Unfortunately, gas is increasingly a zero-sum game. As black clouds loom on the horizon over Germany’s true willingness to act for a price cap at European level, the Financial Times decides when it’s time to reveal another of Pulcinella’s back-and-forth secrets Willing to misalign the EU’s dependence on Russia and an inevitable clash with reality.

Development of filling levels in German gas storage facilities

Development of fill levels in German gas storage facilities Source: Macrobond / Andreas Steno

Distribution of the natural gas supplier countries in Germany from April to June 2022

Distribution of natural gas supplier countries in Germany from April to June 2022 Source: Entsog / FNB

These two charts show the dynamics on the basis of which Berlin would eventually give in to Italian pressure for a collaborative discussion on the price cap: not only would German natural gas storage unexpectedly reach higher than 2021 levels to deal with the winter, but also everything Data for the month of August shows that Berlin’s dependence on Gazprom has fallen below the psychological double-digit threshold: just 9%.

Too bad that there are at least a few critical points. The first is the cost. If, in fact, the gas purchased from Holland and Norway is affected by the price increase, and the cost is structurally higher than that of Russia, it explains why Germany’s 1-year energy contract broke through the €1,000 per MWh mark for the first time ever on Monday, coinciding with the 20 percent drop in futures contract valuations in Amsterdam. And that, even more disturbing when you look at it in perspective, Uniper, which had already been rescued, collected another 4 billion euros in cash from the statesince it was forced to spend about 100 million a day on the spot market to buy non-Russian gas.

in summary, Independence from Moscow is fundamentally wrong. This is because, even in the short term, it entails unbearable costs. And here is the second criticality. Because the Financial Times has given this voice a name Other countries, which in the chart already accounts for 23% of total gas imports from Germany in August: China. And, further irony, the liquefied gas that Beijing is selling to Europe with a shovel is none other than the Russian gas that Berlin and its partners boast of having gotten rid of. In fact, in the first six months of this year, China bought a total of 2.35 million tons of LNG worth $2.16 billion. A volume increase of 28.7% on an annual basis, while at the sales level there is even talk of + 182%. in summary, Sanctioned Russia has overtaken Indonesia and the US to become China’s fourth-largest LNG supplier as of early 2022.

And we are not talking about gas transported via pipelines, since in this case Gazprom has just announced that transits through Power of Siberia to China have just reached their all-time high, +63.4% in H1 2022. In short , then we are not talking about the fourth supplier, but about the second after only Turkmenistan, just to refute another false narrative that without Europe, Russia would have to burn unsold gas. And here the Financial Times asked the million-dollar question: With Chinese economic activity slowing, part of the industrial complex shutting down due to Covid outbreaks, and domestic demand not requiring additional energy, What is Beijing doing with all that gas? He sells it to Europe.

For the City newspaper, the world’s largest LNG importer is actually selling whole truckloads of liquefied natural gas to a Europe dreading the prospect of a winter without further flows from Russia. And FT always warns against any willingness to operate in a mode of semantic ambiguity: the EU states do not buy Chinese surpluses, but Russian gas in all respects and with all the trimmings. In short, a round game. And the Chinese media were the only ones to announce recently – without any denial from European actors State-owned subsidiary Sinopec sold 45 cargo loads of LNG, equivalent to 3.15 million tons.
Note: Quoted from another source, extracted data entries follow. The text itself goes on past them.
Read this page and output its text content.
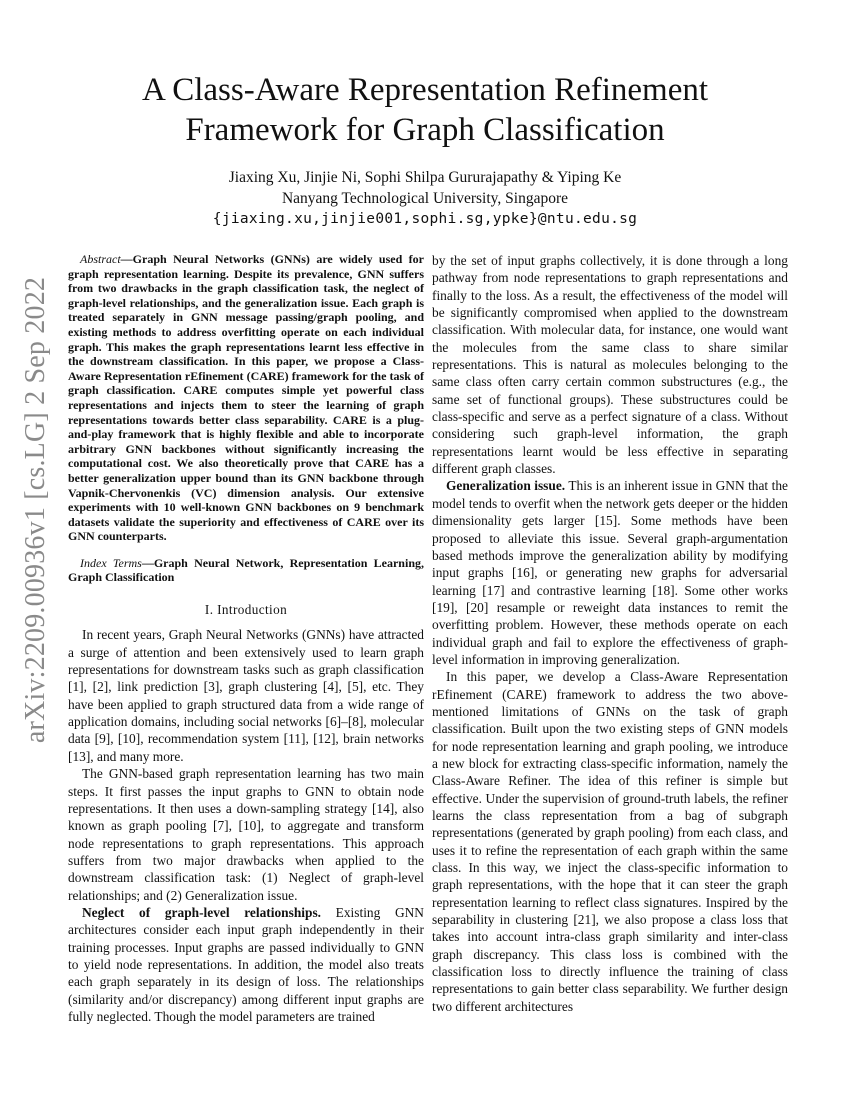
arXiv:2209.00936v1 [cs.LG] 2 Sep 2022
A Class-Aware Representation Refinement
Framework for Graph Classification
Jiaxing Xu, Jinjie Ni, Sophi Shilpa Gururajapathy & Yiping Ke
Nanyang Technological University, Singapore
{jiaxing.xu,jinjie001,sophi.sg,ypke}@ntu.edu.sg

Abstract—Graph Neural Networks (GNNs) are widely used for graph representation learning. Despite its prevalence, GNN suffers from two drawbacks in the graph classification task, the neglect of graph-level relationships, and the generalization issue. Each graph is treated separately in GNN message passing/graph pooling, and existing methods to address overfitting operate on each individual graph. This makes the graph representations learnt less effective in the downstream classification. In this paper, we propose a Class-Aware Representation rEfinement (CARE) framework for the task of graph classification. CARE computes simple yet powerful class representations and injects them to steer the learning of graph representations towards better class separability. CARE is a plug-and-play framework that is highly flexible and able to incorporate arbitrary GNN backbones without significantly increasing the computational cost. We also theoretically prove that CARE has a better generalization upper bound than its GNN backbone through Vapnik-Chervonenkis (VC) dimension analysis. Our extensive experiments with 10 well-known GNN backbones on 9 benchmark datasets validate the superiority and effectiveness of CARE over its GNN counterparts.

Index Terms—Graph Neural Network, Representation Learning, Graph Classification

I. Introduction

In recent years, Graph Neural Networks (GNNs) have attracted a surge of attention and been extensively used to learn graph representations for downstream tasks such as graph classification [1], [2], link prediction [3], graph clustering [4], [5], etc. They have been applied to graph structured data from a wide range of application domains, including social networks [6]–[8], molecular data [9], [10], recommendation system [11], [12], brain networks [13], and many more.

The GNN-based graph representation learning has two main steps. It first passes the input graphs to GNN to obtain node representations. It then uses a down-sampling strategy [14], also known as graph pooling [7], [10], to aggregate and transform node representations to graph representations. This approach suffers from two major drawbacks when applied to the downstream classification task: (1) Neglect of graph-level relationships; and (2) Generalization issue.

Neglect of graph-level relationships. Existing GNN architectures consider each input graph independently in their training processes. Input graphs are passed individually to GNN to yield node representations. In addition, the model also treats each graph separately in its design of loss. The relationships (similarity and/or discrepancy) among different input graphs are fully neglected. Though the model parameters are trained

by the set of input graphs collectively, it is done through a long pathway from node representations to graph representations and finally to the loss. As a result, the effectiveness of the model will be significantly compromised when applied to the downstream classification. With molecular data, for instance, one would want the molecules from the same class to share similar representations. This is natural as molecules belonging to the same class often carry certain common substructures (e.g., the same set of functional groups). These substructures could be class-specific and serve as a perfect signature of a class. Without considering such graph-level information, the graph representations learnt would be less effective in separating different graph classes.

Generalization issue. This is an inherent issue in GNN that the model tends to overfit when the network gets deeper or the hidden dimensionality gets larger [15]. Some methods have been proposed to alleviate this issue. Several graph-argumentation based methods improve the generalization ability by modifying input graphs [16], or generating new graphs for adversarial learning [17] and contrastive learning [18]. Some other works [19], [20] resample or reweight data instances to remit the overfitting problem. However, these methods operate on each individual graph and fail to explore the effectiveness of graph-level information in improving generalization.

In this paper, we develop a Class-Aware Representation rEfinement (CARE) framework to address the two above-mentioned limitations of GNNs on the task of graph classification. Built upon the two existing steps of GNN models for node representation learning and graph pooling, we introduce a new block for extracting class-specific information, namely the Class-Aware Refiner. The idea of this refiner is simple but effective. Under the supervision of ground-truth labels, the refiner learns the class representation from a bag of subgraph representations (generated by graph pooling) from each class, and uses it to refine the representation of each graph within the same class. In this way, we inject the class-specific information to graph representations, with the hope that it can steer the graph representation learning to reflect class signatures. Inspired by the separability in clustering [21], we also propose a class loss that takes into account intra-class graph similarity and inter-class graph discrepancy. This class loss is combined with the classification loss to directly influence the training of class representations to gain better class separability. We further design two different architectures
But Beijing is also believed to have sold a total of about 4 million tons to Europe in the first six months of this year alone. that is 7% of all European imports in this period.
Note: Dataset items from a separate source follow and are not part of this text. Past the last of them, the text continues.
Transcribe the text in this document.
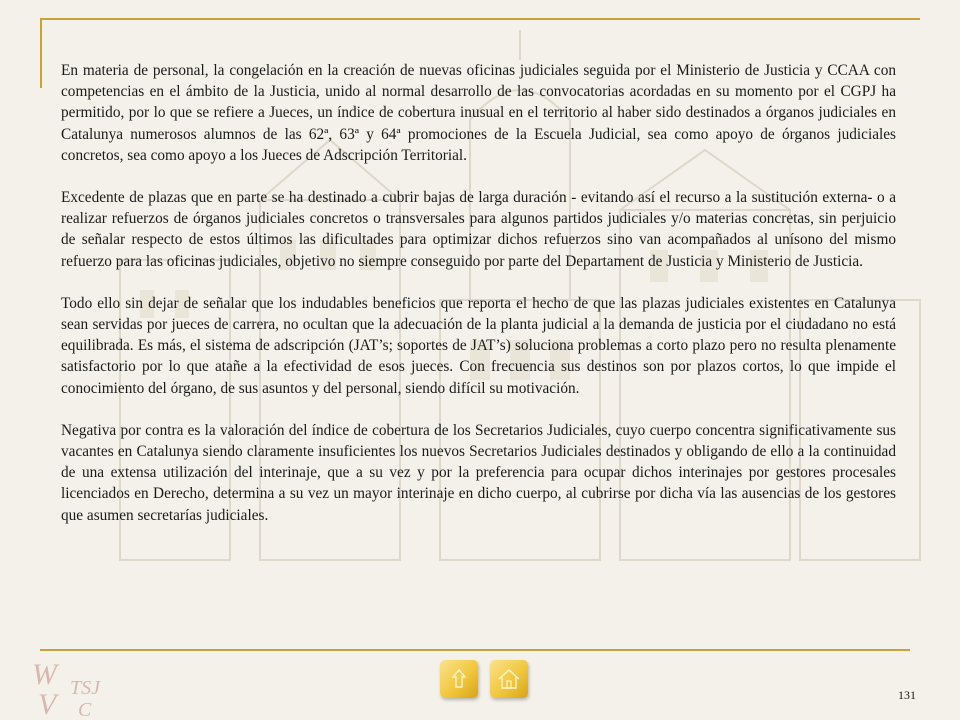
En materia de personal, la congelación en la creación de nuevas oficinas judiciales seguida por el Ministerio de Justicia y CCAA con competencias en el ámbito de la Justicia, unido al normal desarrollo de las convocatorias acordadas en su momento por el CGPJ ha permitido, por lo que se refiere a Jueces, un índice de cobertura inusual en el territorio al haber sido destinados a órganos judiciales en Catalunya numerosos alumnos de las 62ª, 63ª y 64ª promociones de la Escuela Judicial, sea como apoyo de órganos judiciales concretos, sea como apoyo a los Jueces de Adscripción Territorial.

Excedente de plazas que en parte se ha destinado a cubrir bajas de larga duración - evitando así el recurso a la sustitución externa- o a realizar refuerzos de órganos judiciales concretos o transversales para algunos partidos judiciales y/o materias concretas, sin perjuicio de señalar respecto de estos últimos las dificultades para optimizar dichos refuerzos sino van acompañados al unísono del mismo refuerzo para las oficinas judiciales, objetivo no siempre conseguido por parte del Departament de Justicia y Ministerio de Justicia.

Todo ello sin dejar de señalar que los indudables beneficios que reporta el hecho de que las plazas judiciales existentes en Catalunya sean servidas por jueces de carrera, no ocultan que la adecuación de la planta judicial a la demanda de justicia por el ciudadano no está equilibrada. Es más, el sistema de adscripción (JAT’s; soportes de JAT’s) soluciona problemas a corto plazo pero no resulta plenamente satisfactorio por lo que atañe a la efectividad de esos jueces. Con frecuencia sus destinos son por plazos cortos, lo que impide el conocimiento del órgano, de sus asuntos y del personal, siendo difícil su motivación.

Negativa por contra es la valoración del índice de cobertura de los Secretarios Judiciales, cuyo cuerpo concentra significativamente sus vacantes en Catalunya siendo claramente insuficientes los nuevos Secretarios Judiciales destinados y obligando de ello a la continuidad de una extensa utilización del interinaje, que a su vez y por la preferencia para ocupar dichos interinajes por gestores procesales licenciados en Derecho, determina a su vez un mayor interinaje en dicho cuerpo, al cubrirse por dicha vía las ausencias de los gestores que asumen secretarías judiciales.

W
V TSJ
C
131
In short, or you’ll swoon with US LNG, which is now untraceable due to the strange Freeport fire that blocked exports until mid-November or to Norway and Holland. Or you get Russian gas from China. In the series, instead of fighting one enemy, I make two happy at the same time. Moreover, they operate in a mode of total hypocrisy, as European states officially deny violations of anti-Russian verbal agreements, claims that this gas originated in China as it was cleared by Beijing authorities before being resold. Aside from the mockery now touching on the European sanctions strategy, it is the political data that is worrying: Before this step China may decide to structurally sell its surplus to Europe and become Gazprom’s fifth commercial pillar.
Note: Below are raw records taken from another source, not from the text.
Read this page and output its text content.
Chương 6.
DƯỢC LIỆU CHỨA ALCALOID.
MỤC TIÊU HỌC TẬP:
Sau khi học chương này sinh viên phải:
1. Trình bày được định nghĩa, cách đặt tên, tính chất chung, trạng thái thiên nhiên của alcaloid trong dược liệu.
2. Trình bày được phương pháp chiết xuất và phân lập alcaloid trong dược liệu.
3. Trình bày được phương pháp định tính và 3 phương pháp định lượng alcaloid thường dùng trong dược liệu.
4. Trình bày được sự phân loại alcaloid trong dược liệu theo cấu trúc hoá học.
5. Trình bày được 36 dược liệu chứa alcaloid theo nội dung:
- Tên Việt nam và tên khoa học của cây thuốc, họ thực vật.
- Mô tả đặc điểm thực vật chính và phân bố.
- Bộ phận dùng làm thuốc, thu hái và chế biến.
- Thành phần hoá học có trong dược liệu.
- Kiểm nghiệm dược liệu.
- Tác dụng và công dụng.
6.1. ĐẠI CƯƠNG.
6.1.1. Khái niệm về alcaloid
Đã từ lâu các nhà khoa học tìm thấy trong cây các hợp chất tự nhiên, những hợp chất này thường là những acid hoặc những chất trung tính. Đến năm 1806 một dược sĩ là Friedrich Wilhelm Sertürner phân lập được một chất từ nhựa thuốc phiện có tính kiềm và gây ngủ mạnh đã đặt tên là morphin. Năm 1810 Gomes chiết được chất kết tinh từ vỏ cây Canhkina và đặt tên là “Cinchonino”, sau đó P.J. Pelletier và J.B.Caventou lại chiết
It is a new blackmailer, politically no less anti-West than Moscow. In short, a true masterpiece. And if that were the case, it would only take a European breath to defend Taiwan’s independence or condemn Hong Kong’s repression to see Russian gas disappear from the spot market – at its excellent price compared to the US and Norway, but also to Algeria – which they continued to buy under false names. And at a different latitude, the problem would reappear. Someone’s stopping this carousel. And the endless farce of sanctions. And so on.